Mare eating straw bedding

ZMEquestrian_x

New User
Joined
19 August 2018
Messages
4
Visit site
Any ideas on how to get my mare to stop eating her straw bedding?
She gets a large small holed haynet each night and after she’s ate that moves onto her bed! I’m reluctant to put more hay in for her as the net she has is simply huge and she’s incredibly gutsy so will each all day. She also a very colicy mare so the straw does not do her good at all!

I’m 90% sure that she’s not eating it because she’s hungry as even if she’s just been brought in from 12 hrs grazing her head will go straight down to the straw as soon as she’s inside!
I might also add that she’s only had a straw bed for around 6 months and has been on shaving for the previous 7 years
 
I had to take mine off straw. She had 2 soaked haynets at night and then would eat most of her bed - and gained weight she really didn't need!!
 
I had a lovely irish big horse who would eat straw in the field rather than grass - he just liked it.

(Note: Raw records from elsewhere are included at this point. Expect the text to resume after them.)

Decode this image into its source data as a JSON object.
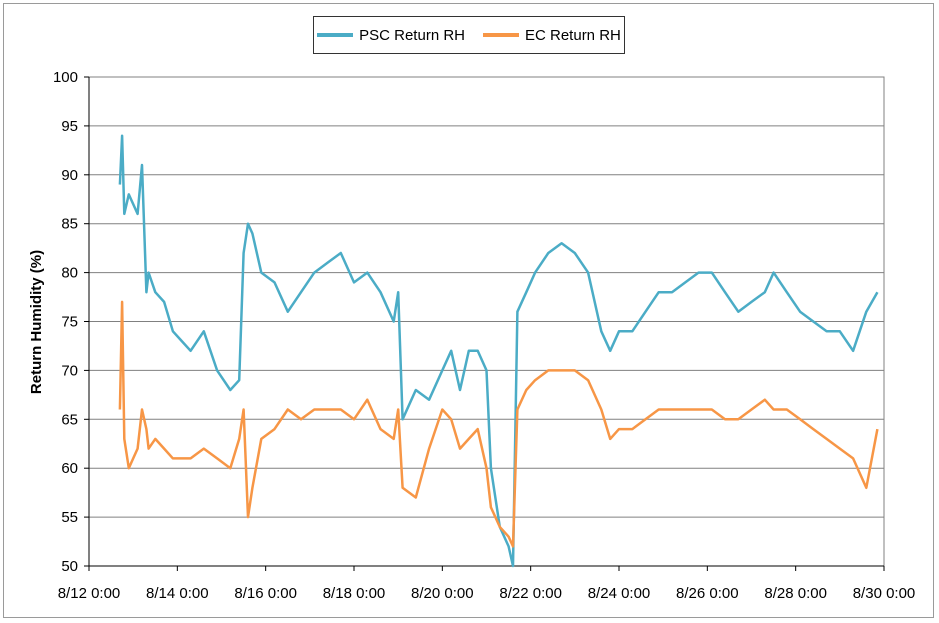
{
  "chart_data": {
    "type": "line",
    "title": "",
    "xlabel": "",
    "ylabel": "Return Humidity (%)",
    "ylim": [
      50,
      100
    ],
    "yticks": [
      50,
      55,
      60,
      65,
      70,
      75,
      80,
      85,
      90,
      95,
      100
    ],
    "xlim_days": [
      12,
      30
    ],
    "xtick_labels": [
      "8/12 0:00",
      "8/14 0:00",
      "8/16 0:00",
      "8/18 0:00",
      "8/20 0:00",
      "8/22 0:00",
      "8/24 0:00",
      "8/26 0:00",
      "8/28 0:00",
      "8/30 0:00"
    ],
    "grid": "horizontal",
    "legend_position": "top-center",
    "x_unit": "day of August",
    "series": [
      {
        "name": "PSC Return RH",
        "color": "#4bacc6",
        "x": [
          12.7,
          12.75,
          12.8,
          12.9,
          13.0,
          13.1,
          13.2,
          13.3,
          13.35,
          13.5,
          13.7,
          13.9,
          14.1,
          14.3,
          14.6,
          14.9,
          15.2,
          15.4,
          15.5,
          15.6,
          15.7,
          15.9,
          16.2,
          16.5,
          16.8,
          17.1,
          17.4,
          17.7,
          18.0,
          18.3,
          18.6,
          18.9,
          19.0,
          19.1,
          19.4,
          19.7,
          20.0,
          20.2,
          20.4,
          20.6,
          20.8,
          21.0,
          21.1,
          21.3,
          21.5,
          21.6,
          21.7,
          21.9,
          22.1,
          22.4,
          22.7,
          23.0,
          23.3,
          23.6,
          23.8,
          24.0,
          24.3,
          24.6,
          24.9,
          25.2,
          25.5,
          25.8,
          26.1,
          26.4,
          26.7,
          27.0,
          27.3,
          27.5,
          27.8,
          28.1,
          28.4,
          28.7,
          29.0,
          29.3,
          29.6,
          29.85
        ],
        "y": [
          89,
          94,
          86,
          88,
          87,
          86,
          91,
          78,
          80,
          78,
          77,
          74,
          73,
          72,
          74,
          70,
          68,
          69,
          82,
          85,
          84,
          80,
          79,
          76,
          78,
          80,
          81,
          82,
          79,
          80,
          78,
          75,
          78,
          65,
          68,
          67,
          70,
          72,
          68,
          72,
          72,
          70,
          60,
          54,
          52,
          50,
          76,
          78,
          80,
          82,
          83,
          82,
          80,
          74,
          72,
          74,
          74,
          76,
          78,
          78,
          79,
          80,
          80,
          78,
          76,
          77,
          78,
          80,
          78,
          76,
          75,
          74,
          74,
          72,
          76,
          78
        ]
      },
      {
        "name": "EC Return RH",
        "color": "#f79646",
        "x": [
          12.7,
          12.75,
          12.8,
          12.9,
          13.0,
          13.1,
          13.2,
          13.3,
          13.35,
          13.5,
          13.7,
          13.9,
          14.1,
          14.3,
          14.6,
          14.9,
          15.2,
          15.4,
          15.5,
          15.6,
          15.7,
          15.9,
          16.2,
          16.5,
          16.8,
          17.1,
          17.4,
          17.7,
          18.0,
          18.3,
          18.6,
          18.9,
          19.0,
          19.1,
          19.4,
          19.7,
          20.0,
          20.2,
          20.4,
          20.6,
          20.8,
          21.0,
          21.1,
          21.3,
          21.5,
          21.6,
          21.7,
          21.9,
          22.1,
          22.4,
          22.7,
          23.0,
          23.3,
          23.6,
          23.8,
          24.0,
          24.3,
          24.6,
          24.9,
          25.2,
          25.5,
          25.8,
          26.1,
          26.4,
          26.7,
          27.0,
          27.3,
          27.5,
          27.8,
          28.1,
          28.4,
          28.7,
          29.0,
          29.3,
          29.6,
          29.85
        ],
        "y": [
          66,
          77,
          63,
          60,
          61,
          62,
          66,
          64,
          62,
          63,
          62,
          61,
          61,
          61,
          62,
          61,
          60,
          63,
          66,
          55,
          58,
          63,
          64,
          66,
          65,
          66,
          66,
          66,
          65,
          67,
          64,
          63,
          66,
          58,
          57,
          62,
          66,
          65,
          62,
          63,
          64,
          60,
          56,
          54,
          53,
          52,
          66,
          68,
          69,
          70,
          70,
          70,
          69,
          66,
          63,
          64,
          64,
          65,
          66,
          66,
          66,
          66,
          66,
          65,
          65,
          66,
          67,
          66,
          66,
          65,
          64,
          63,
          62,
          61,
          58,
          64
        ]
      }
    ]
  }
}
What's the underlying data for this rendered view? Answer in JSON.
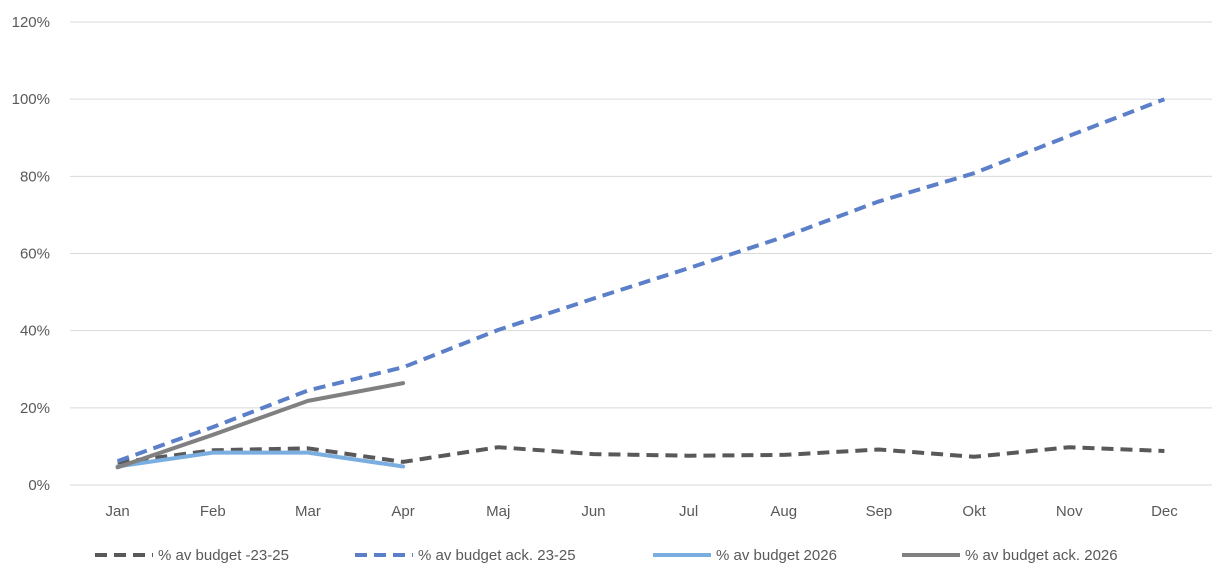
{
  "chart_data": {
    "type": "line",
    "title": "",
    "xlabel": "",
    "ylabel": "",
    "categories": [
      "Jan",
      "Feb",
      "Mar",
      "Apr",
      "Maj",
      "Jun",
      "Jul",
      "Aug",
      "Sep",
      "Okt",
      "Nov",
      "Dec"
    ],
    "ylim": [
      0,
      120
    ],
    "yticks": [
      0,
      20,
      40,
      60,
      80,
      100,
      120
    ],
    "ytick_labels": [
      "0%",
      "20%",
      "40%",
      "60%",
      "80%",
      "100%",
      "120%"
    ],
    "grid": "horizontal",
    "legend_position": "bottom",
    "series": [
      {
        "name": "% av budget -23-25",
        "color": "#595959",
        "dash": "dashed",
        "values": [
          5.8,
          9.0,
          9.5,
          6.0,
          9.8,
          8.0,
          7.6,
          7.8,
          9.2,
          7.3,
          9.8,
          8.8
        ]
      },
      {
        "name": "% av budget ack. 23-25",
        "color": "#5b7fc8",
        "dash": "dashed",
        "values": [
          6.2,
          15.0,
          24.5,
          30.5,
          40.2,
          48.3,
          56.2,
          64.3,
          73.5,
          80.8,
          90.5,
          100
        ]
      },
      {
        "name": "% av budget 2026",
        "color": "#7aaee0",
        "dash": "solid",
        "values": [
          4.8,
          8.4,
          8.4,
          4.8,
          null,
          null,
          null,
          null,
          null,
          null,
          null,
          null
        ]
      },
      {
        "name": "% av budget ack. 2026",
        "color": "#808080",
        "dash": "solid",
        "values": [
          4.6,
          13.0,
          21.8,
          26.4,
          null,
          null,
          null,
          null,
          null,
          null,
          null,
          null
        ]
      }
    ]
  }
}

Unless it's causing a real problem with colic or weight gain I would leave her to it - ulcers from stressing about not enough food overnight would be worse

If you really don't want her eating it - swap to shavings. Or get some oat straw (much softer and easier to digest so far less colicy issues) and put a net of that in as well as the day
 
One of mine would eat his whole bed so I always had him on shavings, but my other horse was on straw for a while and my muck heap is in one of my fields and he would eat it off the muck heap! I have both on shavings now and it didn't matter how much hay he got he just loved straw.
 
Ive put mine on a mix of straw and shavings this year, I hate shavings beds but if I give him all straw he will eat it, hes just greedy! I put straw down first, chuck a load of shavings over it, toss it together and then spray it with a weak dettol solution. He still eats a bit but Ive watched him sniff it once sprayed and turn his nose up
 
IME, horses which eat all night are NOT being greedy, they are just doing what comes naturally. If you don't want her to have more hay and don't want her to risk colic by eating long, not very clean straw, give her a big trug of plain oat straw chaff. She will eat it if she feels the need to do so. Horses are trickle feeders, research shows that horses eat 16 hours per day but not in a block. What do you expect your horse to do when she has finished her haynet? She isn't going to sleep all night, or read a book, like humans do.

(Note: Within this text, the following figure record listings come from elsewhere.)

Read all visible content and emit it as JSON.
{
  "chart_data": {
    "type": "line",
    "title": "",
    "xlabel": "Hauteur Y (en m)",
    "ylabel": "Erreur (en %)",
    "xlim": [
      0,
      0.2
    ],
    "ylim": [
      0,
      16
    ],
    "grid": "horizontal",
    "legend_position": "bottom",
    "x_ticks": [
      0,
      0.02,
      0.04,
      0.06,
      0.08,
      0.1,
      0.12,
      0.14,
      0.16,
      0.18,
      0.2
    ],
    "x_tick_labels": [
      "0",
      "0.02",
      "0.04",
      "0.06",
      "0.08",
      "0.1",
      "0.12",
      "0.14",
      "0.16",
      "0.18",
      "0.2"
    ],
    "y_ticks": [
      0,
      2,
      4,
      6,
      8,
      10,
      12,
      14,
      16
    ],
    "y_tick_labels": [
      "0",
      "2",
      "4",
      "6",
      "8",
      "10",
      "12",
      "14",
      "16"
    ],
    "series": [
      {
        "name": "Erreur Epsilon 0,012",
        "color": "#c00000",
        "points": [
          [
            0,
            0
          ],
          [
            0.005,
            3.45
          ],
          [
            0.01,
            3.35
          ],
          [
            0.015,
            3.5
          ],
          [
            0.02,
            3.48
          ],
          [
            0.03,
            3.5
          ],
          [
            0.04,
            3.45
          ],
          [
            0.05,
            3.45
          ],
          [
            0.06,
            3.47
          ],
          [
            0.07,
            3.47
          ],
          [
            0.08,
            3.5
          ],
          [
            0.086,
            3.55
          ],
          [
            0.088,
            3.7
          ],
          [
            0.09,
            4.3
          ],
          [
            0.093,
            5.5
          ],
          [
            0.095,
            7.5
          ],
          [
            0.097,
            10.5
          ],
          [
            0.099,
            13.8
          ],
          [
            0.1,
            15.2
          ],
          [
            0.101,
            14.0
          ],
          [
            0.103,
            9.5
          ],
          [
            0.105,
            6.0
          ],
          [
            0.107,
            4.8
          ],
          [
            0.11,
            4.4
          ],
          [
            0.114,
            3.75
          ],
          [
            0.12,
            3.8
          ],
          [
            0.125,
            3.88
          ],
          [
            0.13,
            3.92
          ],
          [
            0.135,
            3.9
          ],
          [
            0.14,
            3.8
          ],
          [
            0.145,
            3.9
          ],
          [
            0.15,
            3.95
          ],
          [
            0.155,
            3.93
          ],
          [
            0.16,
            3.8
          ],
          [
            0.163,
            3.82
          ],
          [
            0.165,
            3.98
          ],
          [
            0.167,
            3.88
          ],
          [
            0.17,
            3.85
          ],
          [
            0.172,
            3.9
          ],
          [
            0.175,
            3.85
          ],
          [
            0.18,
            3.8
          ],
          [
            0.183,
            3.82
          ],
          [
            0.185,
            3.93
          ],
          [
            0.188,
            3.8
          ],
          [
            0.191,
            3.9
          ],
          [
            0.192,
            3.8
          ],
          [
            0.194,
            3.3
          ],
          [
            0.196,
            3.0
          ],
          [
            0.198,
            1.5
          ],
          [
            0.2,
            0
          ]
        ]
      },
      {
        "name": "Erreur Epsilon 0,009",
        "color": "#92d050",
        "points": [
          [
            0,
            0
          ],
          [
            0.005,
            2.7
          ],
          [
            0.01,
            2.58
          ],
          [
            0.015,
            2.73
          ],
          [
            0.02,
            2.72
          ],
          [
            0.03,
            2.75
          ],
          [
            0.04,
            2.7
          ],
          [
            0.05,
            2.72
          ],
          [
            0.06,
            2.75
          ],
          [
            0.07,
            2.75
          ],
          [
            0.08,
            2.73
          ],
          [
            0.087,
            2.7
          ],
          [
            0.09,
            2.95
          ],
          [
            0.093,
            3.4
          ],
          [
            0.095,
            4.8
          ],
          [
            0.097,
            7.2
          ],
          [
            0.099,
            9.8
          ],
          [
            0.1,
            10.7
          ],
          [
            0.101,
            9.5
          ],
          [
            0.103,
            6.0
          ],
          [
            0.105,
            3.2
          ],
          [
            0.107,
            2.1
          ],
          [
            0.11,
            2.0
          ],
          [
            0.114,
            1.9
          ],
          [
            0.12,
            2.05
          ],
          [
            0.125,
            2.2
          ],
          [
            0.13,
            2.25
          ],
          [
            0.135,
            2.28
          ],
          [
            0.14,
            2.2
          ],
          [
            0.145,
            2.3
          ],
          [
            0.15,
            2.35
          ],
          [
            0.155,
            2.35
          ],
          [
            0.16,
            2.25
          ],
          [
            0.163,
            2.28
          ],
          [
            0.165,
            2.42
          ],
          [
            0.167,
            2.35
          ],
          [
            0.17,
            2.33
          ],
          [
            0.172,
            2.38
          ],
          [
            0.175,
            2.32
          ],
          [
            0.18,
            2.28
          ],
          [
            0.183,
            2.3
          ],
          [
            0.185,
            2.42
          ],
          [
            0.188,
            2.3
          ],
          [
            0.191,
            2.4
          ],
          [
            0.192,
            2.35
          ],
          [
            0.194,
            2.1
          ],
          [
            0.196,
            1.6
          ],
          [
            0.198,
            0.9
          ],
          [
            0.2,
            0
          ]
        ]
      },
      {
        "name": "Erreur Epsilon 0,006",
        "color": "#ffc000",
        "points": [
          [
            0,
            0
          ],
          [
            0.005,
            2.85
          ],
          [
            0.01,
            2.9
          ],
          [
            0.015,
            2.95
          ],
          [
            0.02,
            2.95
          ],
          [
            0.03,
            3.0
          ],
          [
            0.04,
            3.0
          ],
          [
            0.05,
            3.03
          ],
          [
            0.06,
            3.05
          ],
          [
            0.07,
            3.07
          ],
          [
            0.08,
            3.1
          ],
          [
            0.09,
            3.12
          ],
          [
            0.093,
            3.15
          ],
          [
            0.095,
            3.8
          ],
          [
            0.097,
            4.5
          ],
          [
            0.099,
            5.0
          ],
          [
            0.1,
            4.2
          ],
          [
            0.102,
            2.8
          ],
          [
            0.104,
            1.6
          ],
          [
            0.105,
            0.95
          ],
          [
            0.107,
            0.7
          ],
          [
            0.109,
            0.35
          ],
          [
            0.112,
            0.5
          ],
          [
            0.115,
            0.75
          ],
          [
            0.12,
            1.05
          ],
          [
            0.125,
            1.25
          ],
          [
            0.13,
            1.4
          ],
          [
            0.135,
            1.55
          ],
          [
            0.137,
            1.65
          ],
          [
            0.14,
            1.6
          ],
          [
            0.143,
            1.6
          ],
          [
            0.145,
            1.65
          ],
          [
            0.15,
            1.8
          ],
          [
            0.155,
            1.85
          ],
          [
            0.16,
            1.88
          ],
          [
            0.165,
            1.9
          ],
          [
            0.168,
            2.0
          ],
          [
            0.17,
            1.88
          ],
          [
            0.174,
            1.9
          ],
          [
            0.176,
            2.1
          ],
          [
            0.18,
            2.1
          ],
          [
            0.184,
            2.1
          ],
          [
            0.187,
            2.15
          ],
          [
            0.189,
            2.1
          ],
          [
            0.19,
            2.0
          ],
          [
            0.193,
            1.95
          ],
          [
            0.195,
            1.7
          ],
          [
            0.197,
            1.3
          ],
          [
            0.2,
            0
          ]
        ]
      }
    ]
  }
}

Horses who have their access to forage restricted will eat all before them whenever they get the chance but if they have continuous access, they will learn to self-regulate
 
IME, horses which eat all night are NOT being greedy, they are just doing what comes naturally. If you don't want her to have more hay and don't want her to risk colic by eating long, not very clean straw, give her a big trug of plain oat straw chaff. She will eat it if she feels the need to do so. Horses are trickle feeders, research shows that horses eat 16 hours per day but not in a block. What do you expect your horse to do when she has finished her haynet? She isn't going to sleep all night, or read a book, like humans do.

Horses who have their access to forage restricted will eat all before them whenever they get the chance but if they have continuous access, they will learn to self-regulate

No, not all (or even many) horses "self-regulate". Horses which are fat and eat all before them ARE greedy and must be restricted before they risk all the myriad of problems that come with obesity. What I expect my horse to do when it has finished it's carefully measured rations is NOT STUFF ITSELF. I have stable cameras and can see exactly what they do, which is doze, observe the world and contemplate life.
 
I’m going to put my horse on straw this winter so he can eat it!
I far prefer shavings but he’s had ulcers and is a funny one with hay, some days he eats loads and some days he picks and wastes loads so it’s hard to work out ad lib without massive wastage.
So I plan to give a good amount of hay but have peace of mind that if he runs out he can nibble his bed.